Pipeline in R for performing power calculations (based on chi-squared test) for genetic studies, using pwr R package (see vignette here). Its main application is to assist users with experimental design.
The rational behind performing power calculations is that a study with low statistical power has a reduced chance of detecting a true effect, but it is less well appreciated that low power also reduces the likelihood that a statistically significant result reflects a true effect (see "Power failure: why small sample size undermines the reliability of neuroscience" published in Nature Reviews Neuroscience (2013)). The consequences of this include overestimates of effect size and low reproducibility of results.
Use the environment.yaml file to create conda environment and install required packages. The -p
flag should point to the miniconda installation path. For instance, to create power_calc_genetics
environment using miniconda installed in /miniconda
directory run the following command:
conda env create -p /miniconda/envs/power_calc_genetics --file envm/environment.yaml
Activate created power_calc_genetics
conda environment before running the pipeline
conda activate power_calc_genetics
To run the pipeline execute the power_calc_genetics.R script. This script catches the arguments from the command line and passes them to the power_calc_genetics.Rmd script to perform power calculations and produce the interactive HTML
report.
Argument | Description | Required |
---|---|---|
--samples_n | Total number of samples | No |
--features_n | Total number of features (used for multihypothesis testing adjustment) | No |
--power | Power of test (1 - type II error probability) | No |
--sig_level | Significance level (type I error probability) | No |
--deg_freedom | Degree of freedom | No |
--report_name | Desired name for the report | No |
--report_dir | Desired location for the report | Yes |
--seed | Seed for random number generation | No |
--hide_code_btn | Hide the "Code" button allowing to show/hide code chunks in the final HTML report |
No |
Packages: required packages are listed in environment.yaml file.

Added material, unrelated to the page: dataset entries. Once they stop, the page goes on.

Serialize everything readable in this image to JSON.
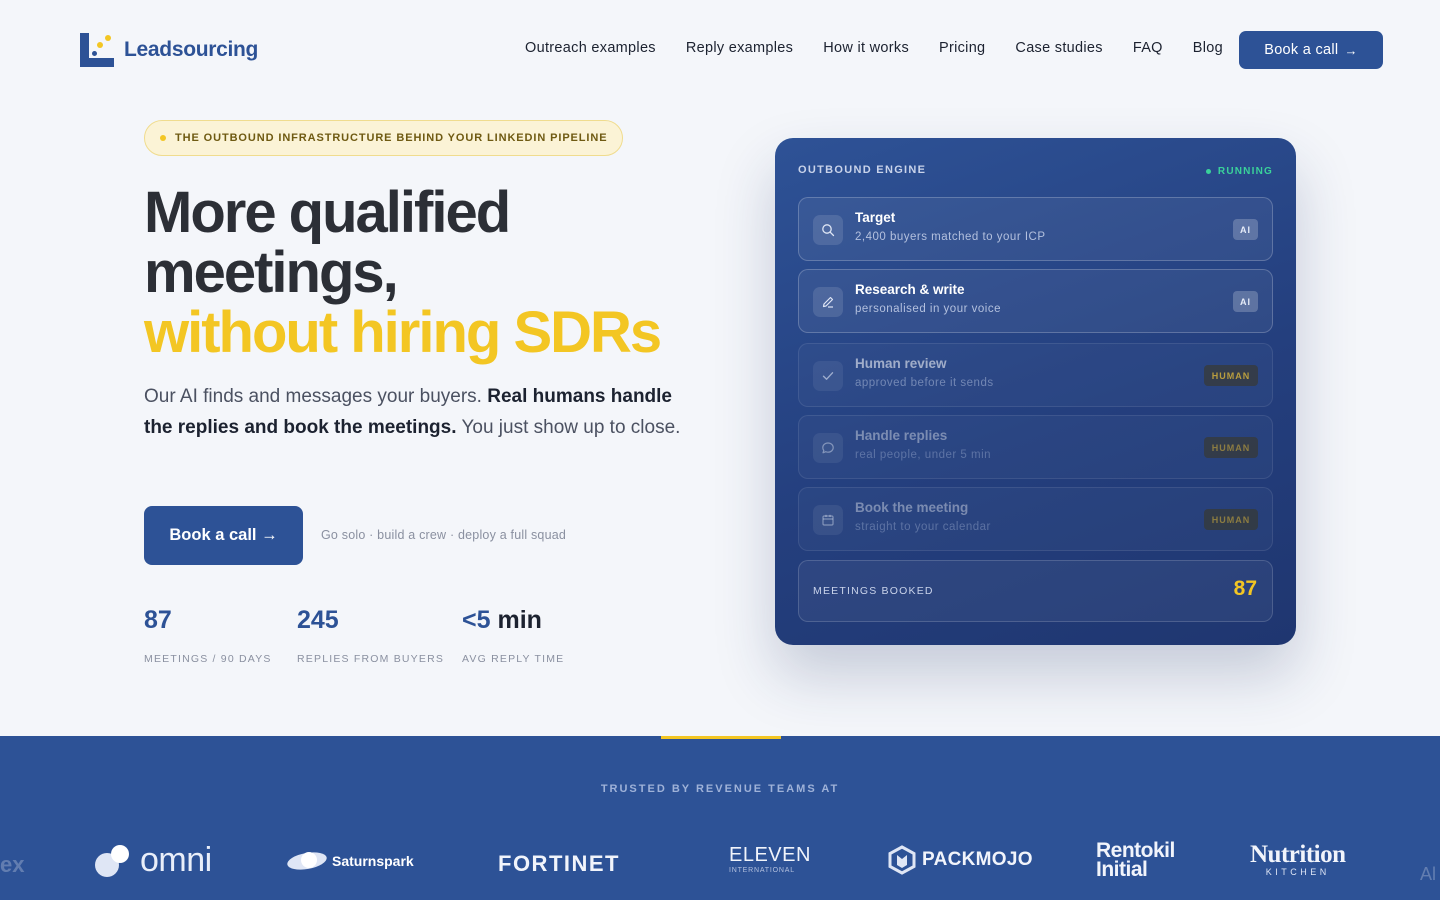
{
  "brand": {
    "name": "Leadsourcing"
  },
  "nav": {
    "links": [
      "Outreach examples",
      "Reply examples",
      "How it works",
      "Pricing",
      "Case studies",
      "FAQ",
      "Blog"
    ],
    "cta": "Book a call",
    "cta_arrow": "→"
  },
  "hero": {
    "badge": "THE OUTBOUND INFRASTRUCTURE BEHIND YOUR LINKEDIN PIPELINE",
    "headline_line1": "More qualified",
    "headline_line2": "meetings,",
    "headline_highlight": "without hiring SDRs",
    "sub_part1": "Our AI finds and messages your buyers. ",
    "sub_bold": "Real humans handle the replies and book the meetings.",
    "sub_part2": " You just show up to close.",
    "cta": "Book a call →",
    "cta_note": "Go solo · build a crew · deploy a full squad",
    "stats": [
      {
        "value": "87",
        "unit": "",
        "label": "MEETINGS / 90 DAYS"
      },
      {
        "value": "245",
        "unit": "",
        "label": "REPLIES FROM BUYERS"
      },
      {
        "value": "<5",
        "unit": " min",
        "label": "AVG REPLY TIME"
      }
    ]
  },
  "engine": {
    "title": "OUTBOUND ENGINE",
    "status": "RUNNING",
    "steps": [
      {
        "icon": "search-icon",
        "title": "Target",
        "desc": "2,400 buyers matched to your ICP",
        "tag": "AI"
      },
      {
        "icon": "pencil-icon",
        "title": "Research & write",
        "desc": "personalised in your voice",
        "tag": "AI"
      },
      {
        "icon": "check-icon",
        "title": "Human review",
        "desc": "approved before it sends",
        "tag": "HUMAN"
      },
      {
        "icon": "chat-bubble-icon",
        "title": "Handle replies",
        "desc": "real people, under 5 min",
        "tag": "HUMAN"
      },
      {
        "icon": "calendar-icon",
        "title": "Book the meeting",
        "desc": "straight to your calendar",
        "tag": "HUMAN"
      }
    ],
    "meetings_label": "MEETINGS BOOKED",
    "meetings_value": "87"
  },
  "trusted": {
    "title": "TRUSTED BY REVENUE TEAMS AT",
    "logos": [
      "omni",
      "Saturnspark",
      "FORTINET",
      "ELEVEN",
      "INTERNATIONAL",
      "PACKMOJO",
      "Rentokil",
      "Initial",
      "Nutrition",
      "KITCHEN"
    ]
  },
  "colors": {
    "primary": "#2d5296",
    "accent": "#f3c623",
    "running": "#3ad29a",
    "text": "#1c2230"
  }
}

Below is a command line use example for generating a genetic power calculations report for a hypothetical dataset of 10000 samples and 100000 genetic features (variants):
conda activate power_calc_genetics
power_calc_genetics.R script (see the beginning of Usage section) should be executed from the scripts folder
cd Power_calc_genetics/scripts
Rscript power_calc_genetics.R --samples_n 10000 --power 0.9 --sig_level 0.05 --deg_freedom 1 --features_n 100000 --report_name power_calc_genetics --report_dir output
The interactive HTML
report named power_calc_genetics.html
will be created in output
folder.
Note: make sure that the created conda environment (see Installation section) is activated
The pipeline generates HTML
-based genetic power calculations report within user-defined output
folder:
|
|____[output]
|____[power_calc_genetics].html
|____[power_calc_genetics].md
Note: the [power_calc_genetics].md file is a markdown (md) file containing a plain text representation of the content before it's formatted into the .html report.